見える限り3段で、それぞれの落ち口にエメラルドブルーの釜を有する、偶然が生み出すにはあまりにも綺麗な滝です。
神蛇滝は何度も来ていますが、神蛇滝の美しい釜は、夏の時期よりは秋の方が澄んで深い翡翠色になるように感じます。
滝の形状から、山梨県の100名瀑で、甲府の町を挟んで奥秩父の「七ツ釜五段の滝」と南アルプスの「神蛇滝」とが対をなすかのようです。

神蛇滝は、展望台となる直方体の大岩の上から、深い谷を挟んで遠望する形で見ることができます。
この展望台となっている大岩は崖になっているので、落ちないように注意が必要です。
神蛇滝は深い谷にあるなので、直射光線が差す晴天だと強い陰影が付いて白とび黒潰れとなってしまうので、柔らかい光が回る曇天か雨天の方が撮影に向く滝です。
ただ、深い谷を挟んだ遠方にあるので、強い雨の日等は霧が谷を埋めてしまい霞んでしまうこともあります。
今回もようやくたどり着いた神蛇滝はガスが谷を挟んでモヤってしまっていました。
さらに標準ズームがないので、超望遠ズームの望遠端と超望遠ズームの広角端で神蛇滝の全景を捉えようとするも、どちらも合わない。

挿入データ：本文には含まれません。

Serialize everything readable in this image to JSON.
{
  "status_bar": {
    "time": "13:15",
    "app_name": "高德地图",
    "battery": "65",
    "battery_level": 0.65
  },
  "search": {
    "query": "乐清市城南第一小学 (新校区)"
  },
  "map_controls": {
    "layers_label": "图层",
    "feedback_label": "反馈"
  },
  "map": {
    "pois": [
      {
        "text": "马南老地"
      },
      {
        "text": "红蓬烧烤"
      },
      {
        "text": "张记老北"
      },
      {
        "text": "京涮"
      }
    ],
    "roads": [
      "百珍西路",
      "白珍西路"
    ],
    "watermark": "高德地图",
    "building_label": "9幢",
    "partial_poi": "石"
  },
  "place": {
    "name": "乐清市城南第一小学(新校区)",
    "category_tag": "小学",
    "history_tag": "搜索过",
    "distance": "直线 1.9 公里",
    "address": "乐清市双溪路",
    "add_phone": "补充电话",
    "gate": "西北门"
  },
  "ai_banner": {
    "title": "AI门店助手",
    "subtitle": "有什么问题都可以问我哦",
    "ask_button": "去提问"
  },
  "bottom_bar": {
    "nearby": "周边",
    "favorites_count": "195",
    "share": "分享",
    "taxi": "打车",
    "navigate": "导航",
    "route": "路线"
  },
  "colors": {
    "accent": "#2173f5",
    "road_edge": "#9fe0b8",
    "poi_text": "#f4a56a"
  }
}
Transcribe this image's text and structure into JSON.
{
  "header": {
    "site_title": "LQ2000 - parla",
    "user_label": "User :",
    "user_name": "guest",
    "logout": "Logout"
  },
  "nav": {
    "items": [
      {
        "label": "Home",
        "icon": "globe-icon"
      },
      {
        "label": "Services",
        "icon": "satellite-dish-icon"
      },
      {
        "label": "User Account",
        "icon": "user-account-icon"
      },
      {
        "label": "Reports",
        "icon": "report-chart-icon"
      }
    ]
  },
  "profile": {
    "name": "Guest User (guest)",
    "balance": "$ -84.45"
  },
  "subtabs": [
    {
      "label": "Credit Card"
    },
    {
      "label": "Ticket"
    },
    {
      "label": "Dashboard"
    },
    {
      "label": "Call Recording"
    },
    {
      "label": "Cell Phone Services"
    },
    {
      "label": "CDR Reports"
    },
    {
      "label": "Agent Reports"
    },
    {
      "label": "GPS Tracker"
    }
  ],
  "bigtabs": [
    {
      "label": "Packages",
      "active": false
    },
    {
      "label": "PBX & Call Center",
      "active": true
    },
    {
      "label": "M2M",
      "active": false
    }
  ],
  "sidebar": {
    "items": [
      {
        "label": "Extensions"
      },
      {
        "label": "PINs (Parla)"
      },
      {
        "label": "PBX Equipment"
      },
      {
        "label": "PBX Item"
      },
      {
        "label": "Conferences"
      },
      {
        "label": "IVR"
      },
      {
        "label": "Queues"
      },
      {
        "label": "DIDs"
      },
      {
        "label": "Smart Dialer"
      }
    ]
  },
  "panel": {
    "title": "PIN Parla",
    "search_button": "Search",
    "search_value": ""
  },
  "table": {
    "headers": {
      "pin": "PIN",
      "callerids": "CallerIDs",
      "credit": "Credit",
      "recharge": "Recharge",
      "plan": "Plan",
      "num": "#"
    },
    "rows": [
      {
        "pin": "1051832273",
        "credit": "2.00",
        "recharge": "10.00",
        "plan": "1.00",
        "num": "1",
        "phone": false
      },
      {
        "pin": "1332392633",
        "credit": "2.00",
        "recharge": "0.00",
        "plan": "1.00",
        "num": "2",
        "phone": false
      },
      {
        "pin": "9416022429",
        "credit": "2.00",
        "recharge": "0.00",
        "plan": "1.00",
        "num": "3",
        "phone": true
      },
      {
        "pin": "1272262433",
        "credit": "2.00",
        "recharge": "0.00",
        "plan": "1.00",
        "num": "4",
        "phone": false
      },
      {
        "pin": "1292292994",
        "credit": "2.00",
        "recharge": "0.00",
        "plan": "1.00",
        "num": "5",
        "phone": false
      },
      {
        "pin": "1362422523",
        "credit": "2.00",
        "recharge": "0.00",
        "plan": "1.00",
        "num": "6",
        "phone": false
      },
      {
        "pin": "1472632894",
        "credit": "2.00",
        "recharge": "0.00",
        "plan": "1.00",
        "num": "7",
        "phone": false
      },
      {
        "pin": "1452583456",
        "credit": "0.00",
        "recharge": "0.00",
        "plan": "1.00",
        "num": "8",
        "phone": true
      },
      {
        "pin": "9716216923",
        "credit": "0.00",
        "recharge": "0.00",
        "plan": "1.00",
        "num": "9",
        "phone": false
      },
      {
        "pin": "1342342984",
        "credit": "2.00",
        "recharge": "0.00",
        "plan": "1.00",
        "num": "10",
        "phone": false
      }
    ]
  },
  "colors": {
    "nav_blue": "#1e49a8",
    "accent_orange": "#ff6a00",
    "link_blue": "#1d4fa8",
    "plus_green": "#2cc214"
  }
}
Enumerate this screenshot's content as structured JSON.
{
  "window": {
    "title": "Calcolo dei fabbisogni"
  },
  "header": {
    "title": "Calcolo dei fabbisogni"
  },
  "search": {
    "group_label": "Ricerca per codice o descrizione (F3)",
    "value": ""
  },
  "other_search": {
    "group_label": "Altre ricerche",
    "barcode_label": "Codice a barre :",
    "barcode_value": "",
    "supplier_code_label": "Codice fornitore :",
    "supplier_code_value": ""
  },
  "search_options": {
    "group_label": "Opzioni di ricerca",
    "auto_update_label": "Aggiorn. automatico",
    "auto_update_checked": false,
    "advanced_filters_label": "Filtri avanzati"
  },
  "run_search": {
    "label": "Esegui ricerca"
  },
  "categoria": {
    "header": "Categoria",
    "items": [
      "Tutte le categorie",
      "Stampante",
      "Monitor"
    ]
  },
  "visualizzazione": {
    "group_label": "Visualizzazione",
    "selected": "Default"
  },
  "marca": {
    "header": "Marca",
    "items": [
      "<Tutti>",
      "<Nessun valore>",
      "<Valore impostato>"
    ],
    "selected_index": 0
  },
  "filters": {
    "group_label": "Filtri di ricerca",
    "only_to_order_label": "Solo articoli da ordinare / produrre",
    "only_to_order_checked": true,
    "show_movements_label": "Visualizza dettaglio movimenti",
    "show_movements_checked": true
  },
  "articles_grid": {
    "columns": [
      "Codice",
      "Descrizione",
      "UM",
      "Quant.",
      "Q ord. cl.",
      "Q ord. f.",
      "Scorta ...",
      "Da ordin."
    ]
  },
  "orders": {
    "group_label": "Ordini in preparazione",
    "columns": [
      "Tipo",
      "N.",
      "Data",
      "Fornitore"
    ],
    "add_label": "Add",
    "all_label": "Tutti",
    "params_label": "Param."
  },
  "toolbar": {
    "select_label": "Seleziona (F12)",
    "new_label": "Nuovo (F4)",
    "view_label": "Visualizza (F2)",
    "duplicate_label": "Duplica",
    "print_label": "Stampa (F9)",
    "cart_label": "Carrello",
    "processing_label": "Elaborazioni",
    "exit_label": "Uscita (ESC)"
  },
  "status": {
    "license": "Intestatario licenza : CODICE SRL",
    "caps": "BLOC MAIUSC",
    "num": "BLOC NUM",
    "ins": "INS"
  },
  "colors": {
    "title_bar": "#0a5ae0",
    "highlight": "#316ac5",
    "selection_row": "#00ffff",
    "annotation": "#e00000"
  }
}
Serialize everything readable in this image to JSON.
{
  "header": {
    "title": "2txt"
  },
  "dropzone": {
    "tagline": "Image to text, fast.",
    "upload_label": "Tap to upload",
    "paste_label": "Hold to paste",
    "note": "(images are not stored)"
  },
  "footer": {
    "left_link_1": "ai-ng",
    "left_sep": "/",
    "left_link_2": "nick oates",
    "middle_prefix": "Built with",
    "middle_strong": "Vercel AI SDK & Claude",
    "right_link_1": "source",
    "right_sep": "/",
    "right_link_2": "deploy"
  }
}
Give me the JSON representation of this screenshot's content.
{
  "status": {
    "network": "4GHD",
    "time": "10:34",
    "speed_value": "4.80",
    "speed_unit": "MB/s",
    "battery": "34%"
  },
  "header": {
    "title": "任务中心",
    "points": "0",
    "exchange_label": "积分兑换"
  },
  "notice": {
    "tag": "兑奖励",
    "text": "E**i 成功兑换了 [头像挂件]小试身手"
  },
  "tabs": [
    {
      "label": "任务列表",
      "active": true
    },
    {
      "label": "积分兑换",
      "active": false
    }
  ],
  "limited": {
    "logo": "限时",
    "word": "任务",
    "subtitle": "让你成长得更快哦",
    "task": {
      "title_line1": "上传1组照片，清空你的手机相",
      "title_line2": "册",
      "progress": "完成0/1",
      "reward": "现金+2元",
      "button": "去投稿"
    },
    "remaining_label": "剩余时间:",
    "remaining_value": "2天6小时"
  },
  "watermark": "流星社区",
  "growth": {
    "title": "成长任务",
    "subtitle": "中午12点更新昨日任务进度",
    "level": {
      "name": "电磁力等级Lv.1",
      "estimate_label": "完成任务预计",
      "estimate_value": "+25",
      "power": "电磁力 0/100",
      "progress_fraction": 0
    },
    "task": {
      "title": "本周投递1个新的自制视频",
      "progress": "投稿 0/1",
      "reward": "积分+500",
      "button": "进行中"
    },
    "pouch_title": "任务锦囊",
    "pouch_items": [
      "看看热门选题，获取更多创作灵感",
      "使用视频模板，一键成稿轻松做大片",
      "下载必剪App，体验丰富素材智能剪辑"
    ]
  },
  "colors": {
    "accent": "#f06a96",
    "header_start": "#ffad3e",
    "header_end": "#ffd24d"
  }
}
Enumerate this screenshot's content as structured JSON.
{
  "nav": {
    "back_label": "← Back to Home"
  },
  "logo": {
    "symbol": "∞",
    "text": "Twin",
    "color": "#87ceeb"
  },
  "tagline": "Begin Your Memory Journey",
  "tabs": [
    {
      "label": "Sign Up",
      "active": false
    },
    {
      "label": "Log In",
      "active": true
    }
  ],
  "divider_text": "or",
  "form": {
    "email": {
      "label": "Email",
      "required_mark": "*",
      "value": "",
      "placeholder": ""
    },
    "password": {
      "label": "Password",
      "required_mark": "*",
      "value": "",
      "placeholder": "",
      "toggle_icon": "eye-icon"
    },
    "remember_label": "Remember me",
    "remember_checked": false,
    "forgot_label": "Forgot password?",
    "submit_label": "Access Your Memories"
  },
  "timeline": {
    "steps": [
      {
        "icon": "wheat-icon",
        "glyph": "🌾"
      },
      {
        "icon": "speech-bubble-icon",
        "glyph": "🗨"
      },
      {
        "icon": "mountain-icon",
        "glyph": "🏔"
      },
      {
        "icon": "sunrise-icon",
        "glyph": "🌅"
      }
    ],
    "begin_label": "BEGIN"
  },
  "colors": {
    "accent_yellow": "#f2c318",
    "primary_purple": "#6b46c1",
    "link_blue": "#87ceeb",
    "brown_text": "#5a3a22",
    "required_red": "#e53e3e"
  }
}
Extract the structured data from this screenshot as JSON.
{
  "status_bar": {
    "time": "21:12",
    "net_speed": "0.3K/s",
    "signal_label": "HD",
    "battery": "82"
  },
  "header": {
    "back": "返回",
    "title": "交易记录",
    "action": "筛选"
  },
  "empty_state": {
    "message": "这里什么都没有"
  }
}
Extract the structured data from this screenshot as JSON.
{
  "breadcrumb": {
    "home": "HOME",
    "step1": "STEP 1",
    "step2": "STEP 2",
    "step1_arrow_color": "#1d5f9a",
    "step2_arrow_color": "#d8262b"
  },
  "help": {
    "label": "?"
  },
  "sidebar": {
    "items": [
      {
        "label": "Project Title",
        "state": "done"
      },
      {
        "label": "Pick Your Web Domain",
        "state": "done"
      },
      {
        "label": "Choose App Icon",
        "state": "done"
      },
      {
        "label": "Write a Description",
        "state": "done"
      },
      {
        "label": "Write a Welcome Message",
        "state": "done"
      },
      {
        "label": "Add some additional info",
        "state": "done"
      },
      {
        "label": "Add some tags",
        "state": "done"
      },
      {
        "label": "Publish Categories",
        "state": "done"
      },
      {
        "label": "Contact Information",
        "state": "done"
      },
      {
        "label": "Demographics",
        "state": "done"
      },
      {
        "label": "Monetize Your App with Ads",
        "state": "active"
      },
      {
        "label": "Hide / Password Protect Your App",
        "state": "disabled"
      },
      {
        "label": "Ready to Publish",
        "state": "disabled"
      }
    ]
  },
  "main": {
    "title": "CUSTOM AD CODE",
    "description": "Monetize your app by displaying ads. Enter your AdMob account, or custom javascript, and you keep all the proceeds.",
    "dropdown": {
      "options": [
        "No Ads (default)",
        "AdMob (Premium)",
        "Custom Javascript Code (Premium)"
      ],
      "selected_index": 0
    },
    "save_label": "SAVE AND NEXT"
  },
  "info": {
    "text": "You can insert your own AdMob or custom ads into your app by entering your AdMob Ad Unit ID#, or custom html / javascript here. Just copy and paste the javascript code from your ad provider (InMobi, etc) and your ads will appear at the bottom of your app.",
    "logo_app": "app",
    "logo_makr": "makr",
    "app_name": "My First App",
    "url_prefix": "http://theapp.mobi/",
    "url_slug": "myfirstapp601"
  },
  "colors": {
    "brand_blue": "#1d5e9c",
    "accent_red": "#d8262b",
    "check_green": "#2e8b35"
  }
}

。。
超広角ズームの望遠端で撮ってトリミングするしかなし。
お粗末様でした。

そうこうしているうちに風で谷を埋めている霧が晴れたり戻ったり。
何とか霧が晴れた瞬間に、それぞれの段瀑と釜を撮ることができました。
この先にある最奥の不動滝は、大きな釜を抱えた水量豊富な巨大な滝なのですが、通行止めで日没間際で時間なし。
尾白川渓谷を締めくくるに相応しい大瀑布なのですが仕方なし。
またの機会にしましょう。

下りは神蛇滝から尾根道で帰ります。
尾根道は適度な傾斜で平坦なので、非常に歩きやすくハイカットの登山靴でも小走りで下りることもできました。
快適に下りて、神蛇滝からスタート地点の吊り橋まで15分。
尾白川渓谷は、南アルプスを感じることができる素晴らしい渓谷でした。
曇りや雨の日でも楽しめるので、天気が悪く山がお預けの日とかに行くのにお勧めです。

今日のお役立ちアイテム

尾白川渓谷の渓谷道は、「渓谷道」と言えども部分的に非常に急峻な山歩きになります。
そのためローカットのトレランシューズ等よりも、足首まで保護するハイカットの登山靴の方がお勧めです。
また、沢沿いの岩場が濡れていたりするので、グリップ力のあるビブラムソールを採用する登山靴が望ましいといえます。